Absence of phagosomal acidification inside M. abscessus S-infected Mϕ. Human THP-1 Mϕ were infected with FITC-labelled mCherry-expressing M. abscessus S (Mabs S) and R (Mabs R), M. smegmatis, M. marinum and heat-killed M. abscessus S (Mabs S heat-killed). Fluorescent signals were measured sequentially at 485 nm (FITC) and 544 nm excitation wavelengths (mCherry) after a 15 mn incubation period at 37°C. The first time point on the x-axis (0 mn) was taken immediately after the 15 mn incubation. Subsequently, the pH at each time point was extrapolated from a standardized pH curve. The pH values were significantly different depending on whether phagosomes contained S or R variants. Results are representative of three independent experiments. (**p < 0.01).

Figure 5.

Alteration of the membrane of phagosomes containing the S variant as assessed by TEM. Bone marrow-derived murine Mϕ were infected with M. abscessus S for 3 h. Phagosomes were examined for obvious signs of membrane alteration/destruction. (a) No alteration: the phagosome membrane is smooth (arrows) and closely apposed to the mycobacterial cell wall ETZ all around. (b) First sign of alteration: the phagosome membrane has become wavy and is no longer closely apposed to the bacterium all around (arrows). (c) The phagosome membrane displays breaks (arrowheads). (d) The phagosome membrane is no longer visible (stars).

Figure 6.

Mycobacterium abscessus-induced apoptosis and autophagy in wild-type Mϕ. (a) Analysis of apoptosis: THP-1 Mϕ were infected with M. abscessus S (Mabs S), M. abscessus R (Mabs R) or M. smegmatis (MS).

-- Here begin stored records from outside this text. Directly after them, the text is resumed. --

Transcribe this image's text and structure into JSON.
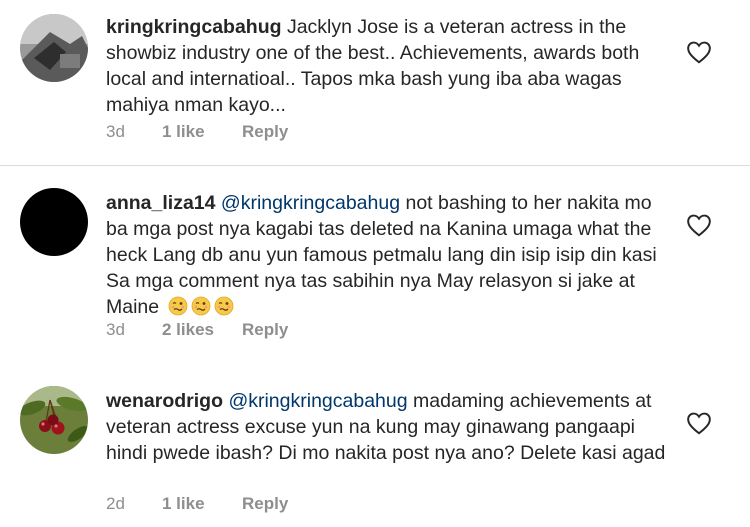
{
  "comments": [
    {
      "username": "kringkringcabahug",
      "mention": "",
      "text": "Jacklyn Jose is a veteran actress in the showbiz industry one of the best.. Achievements, awards both local and internatioal.. Tapos mka bash yung iba aba wagas mahiya nman kayo...",
      "time": "3d",
      "likes": "1 like",
      "reply": "Reply",
      "avatar": "photo-avatar-grey"
    },
    {
      "username": "anna_liza14",
      "mention": "@kringkringcabahug",
      "text": "not bashing to her nakita mo ba mga post nya kagabi tas deleted na Kanina umaga what the heck Lang db anu yun famous petmalu lang din isip isip din kasi Sa mga comment nya tas sabihin nya May relasyon si jake at Maine",
      "emojis": [
        "woozy-face-emoji",
        "woozy-face-emoji",
        "woozy-face-emoji"
      ],
      "time": "3d",
      "likes": "2 likes",
      "reply": "Reply",
      "avatar": "black-avatar"
    },
    {
      "username": "wenarodrigo",
      "mention": "@kringkringcabahug",
      "text": "madaming achievements at veteran actress excuse yun na kung may ginawang pangaapi hindi pwede ibash? Di mo nakita post nya ano? Delete kasi agad",
      "time": "2d",
      "likes": "1 like",
      "reply": "Reply",
      "avatar": "cherries-photo-avatar"
    }
  ],
  "colors": {
    "text": "#262626",
    "muted": "#8e8e8e",
    "mention": "#00376b",
    "divider": "#dbdbdb"
  },
  "icons": {
    "like": "heart-outline-icon"
  }
}
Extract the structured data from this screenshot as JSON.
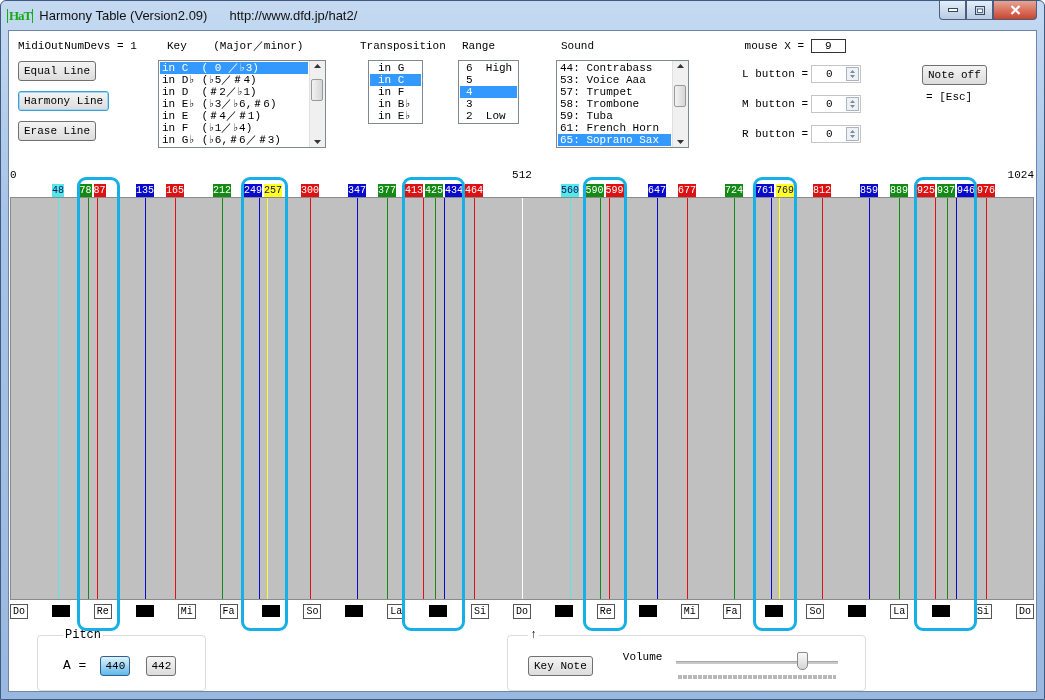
{
  "window": {
    "icon_text": "HaT",
    "title": "Harmony Table (Version2.09)",
    "url": "http://www.dfd.jp/hat2/"
  },
  "devices_label": "MidiOutNumDevs = 1",
  "line_buttons": [
    {
      "label": "Equal Line",
      "focused": false
    },
    {
      "label": "Harmony Line",
      "focused": true
    },
    {
      "label": "Erase Line",
      "focused": false
    }
  ],
  "key": {
    "label": "Key    (Major／minor)",
    "items": [
      {
        "label": "in C  ( 0 ／♭3)",
        "selected": true
      },
      {
        "label": "in D♭ (♭5／＃4)",
        "selected": false
      },
      {
        "label": "in D  (＃2／♭1)",
        "selected": false
      },
      {
        "label": "in E♭ (♭3／♭6,＃6)",
        "selected": false
      },
      {
        "label": "in E  (＃4／＃1)",
        "selected": false
      },
      {
        "label": "in F  (♭1／♭4)",
        "selected": false
      },
      {
        "label": "in G♭ (♭6,＃6／＃3)",
        "selected": false
      }
    ]
  },
  "transposition": {
    "label": "Transposition",
    "items": [
      {
        "label": "in G",
        "selected": false
      },
      {
        "label": "in C",
        "selected": true
      },
      {
        "label": "in F",
        "selected": false
      },
      {
        "label": "in B♭",
        "selected": false
      },
      {
        "label": "in E♭",
        "selected": false
      }
    ]
  },
  "range": {
    "label": "Range",
    "items": [
      {
        "label": "6  High",
        "selected": false
      },
      {
        "label": "5",
        "selected": false
      },
      {
        "label": "4",
        "selected": true
      },
      {
        "label": "3",
        "selected": false
      },
      {
        "label": "2  Low",
        "selected": false
      }
    ]
  },
  "sound": {
    "label": "Sound",
    "items": [
      {
        "label": "44: Contrabass",
        "selected": false
      },
      {
        "label": "53: Voice Aaa",
        "selected": false
      },
      {
        "label": "57: Trumpet",
        "selected": false
      },
      {
        "label": "58: Trombone",
        "selected": false
      },
      {
        "label": "59: Tuba",
        "selected": false
      },
      {
        "label": "61: French Horn",
        "selected": false
      },
      {
        "label": "65: Soprano Sax",
        "selected": true
      }
    ]
  },
  "mouse_x": {
    "label": "mouse X =",
    "value": "9"
  },
  "mouse_buttons": [
    {
      "label": "L button =",
      "value": "0"
    },
    {
      "label": "M button =",
      "value": "0"
    },
    {
      "label": "R button =",
      "value": "0"
    }
  ],
  "note_off": {
    "label": "Note off",
    "hint": "= [Esc]"
  },
  "table": {
    "ruler": [
      "0",
      "512",
      "1024"
    ],
    "markers": [
      {
        "label": "48",
        "color": "#55e8e8"
      },
      {
        "label": "78",
        "color": "#138a13"
      },
      {
        "label": "87",
        "color": "#dd1111"
      },
      {
        "label": "135",
        "color": "#0a0acc"
      },
      {
        "label": "165",
        "color": "#dd1111"
      },
      {
        "label": "212",
        "color": "#138a13"
      },
      {
        "label": "249",
        "color": "#0a0acc"
      },
      {
        "label": "257",
        "color": "#ffff22"
      },
      {
        "label": "300",
        "color": "#dd1111"
      },
      {
        "label": "347",
        "color": "#0a0acc"
      },
      {
        "label": "377",
        "color": "#138a13"
      },
      {
        "label": "413",
        "color": "#dd1111"
      },
      {
        "label": "425",
        "color": "#138a13"
      },
      {
        "label": "434",
        "color": "#0a0acc"
      },
      {
        "label": "464",
        "color": "#dd1111"
      },
      {
        "label": "560",
        "color": "#55e8e8"
      },
      {
        "label": "590",
        "color": "#138a13"
      },
      {
        "label": "599",
        "color": "#dd1111"
      },
      {
        "label": "647",
        "color": "#0a0acc"
      },
      {
        "label": "677",
        "color": "#dd1111"
      },
      {
        "label": "724",
        "color": "#138a13"
      },
      {
        "label": "761",
        "color": "#0a0acc"
      },
      {
        "label": "769",
        "color": "#ffff22"
      },
      {
        "label": "812",
        "color": "#dd1111"
      },
      {
        "label": "859",
        "color": "#0a0acc"
      },
      {
        "label": "889",
        "color": "#138a13"
      },
      {
        "label": "925",
        "color": "#dd1111"
      },
      {
        "label": "937",
        "color": "#138a13"
      },
      {
        "label": "946",
        "color": "#0a0acc"
      },
      {
        "label": "976",
        "color": "#dd1111"
      }
    ],
    "notes": [
      {
        "kind": "white",
        "label": "Do",
        "highlighted": false
      },
      {
        "kind": "black",
        "highlighted": false
      },
      {
        "kind": "white",
        "label": "Re",
        "highlighted": true
      },
      {
        "kind": "black",
        "highlighted": false
      },
      {
        "kind": "white",
        "label": "Mi",
        "highlighted": false
      },
      {
        "kind": "white",
        "label": "Fa",
        "highlighted": false
      },
      {
        "kind": "black",
        "highlighted": true
      },
      {
        "kind": "white",
        "label": "So",
        "highlighted": false
      },
      {
        "kind": "black",
        "highlighted": false
      },
      {
        "kind": "white",
        "label": "La",
        "highlighted": false
      },
      {
        "kind": "black",
        "highlighted": true
      },
      {
        "kind": "white",
        "label": "Si",
        "highlighted": false
      },
      {
        "kind": "white",
        "label": "Do",
        "highlighted": false
      },
      {
        "kind": "black",
        "highlighted": false
      },
      {
        "kind": "white",
        "label": "Re",
        "highlighted": true
      },
      {
        "kind": "black",
        "highlighted": false
      },
      {
        "kind": "white",
        "label": "Mi",
        "highlighted": false
      },
      {
        "kind": "white",
        "label": "Fa",
        "highlighted": false
      },
      {
        "kind": "black",
        "highlighted": true
      },
      {
        "kind": "white",
        "label": "So",
        "highlighted": false
      },
      {
        "kind": "black",
        "highlighted": false
      },
      {
        "kind": "white",
        "label": "La",
        "highlighted": false
      },
      {
        "kind": "black",
        "highlighted": true
      },
      {
        "kind": "white",
        "label": "Si",
        "highlighted": false
      },
      {
        "kind": "white",
        "label": "Do",
        "highlighted": false
      }
    ]
  },
  "pitch": {
    "title": "Pitch",
    "label": "A =",
    "options": [
      {
        "label": "440",
        "selected": true
      },
      {
        "label": "442",
        "selected": false
      }
    ]
  },
  "player": {
    "title": "↑",
    "key_note": "Key Note",
    "volume_label": "Volume",
    "volume": {
      "level": 0.775
    }
  }
}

The percentage of apoptotic cells was determined at 24 h p.i. using annexin-V-FITC conjugates (Abcam, USA) and propidium iodide to stain the dead cells. Fluorescent signals (mCherry from mycobacteria, FITC from the annexin-V and absence of propidium iodide) were analysed by flow cytometry. A significant increase in the percentage of apoptotic cells was associated with M. smegmatis-infected cells when compared with Mϕ infected with M. abscessus S or R. However, the R variant was significantly more pro-apoptotic than the S variant at 48 h. Error bars indicate the s.e.m. based on the results of two independent experiments (**p < 0.01). (b,c) Comparative behaviour of M. abscessus S and R variants towards autophagy. (b) Percentage of colocalization of M. abscessus S (Mabs S), S ΔmmpL4b mutant (MabsS ΔmmpL4b), ΔmmpL4b complemented (C-MabsS ΔmmpL4b) and R (Mabs R)-infected cells with LC3 at 2 and 24 h p.i. determined after immunofluorescence analyses. Error bars indicate the s.e.m. based on the results from four independent experiments (*p < 0.05). (c) Confocal immunofluorescence images of fixed THP-1 cells infected with Alexa-488-labelled M. abscessus variant S (Mabs S) or variant R (Mabs R) (green) (2 h p.i.) and immuno-stained for endogenous LC3 (red). Scale bars, 5 µm.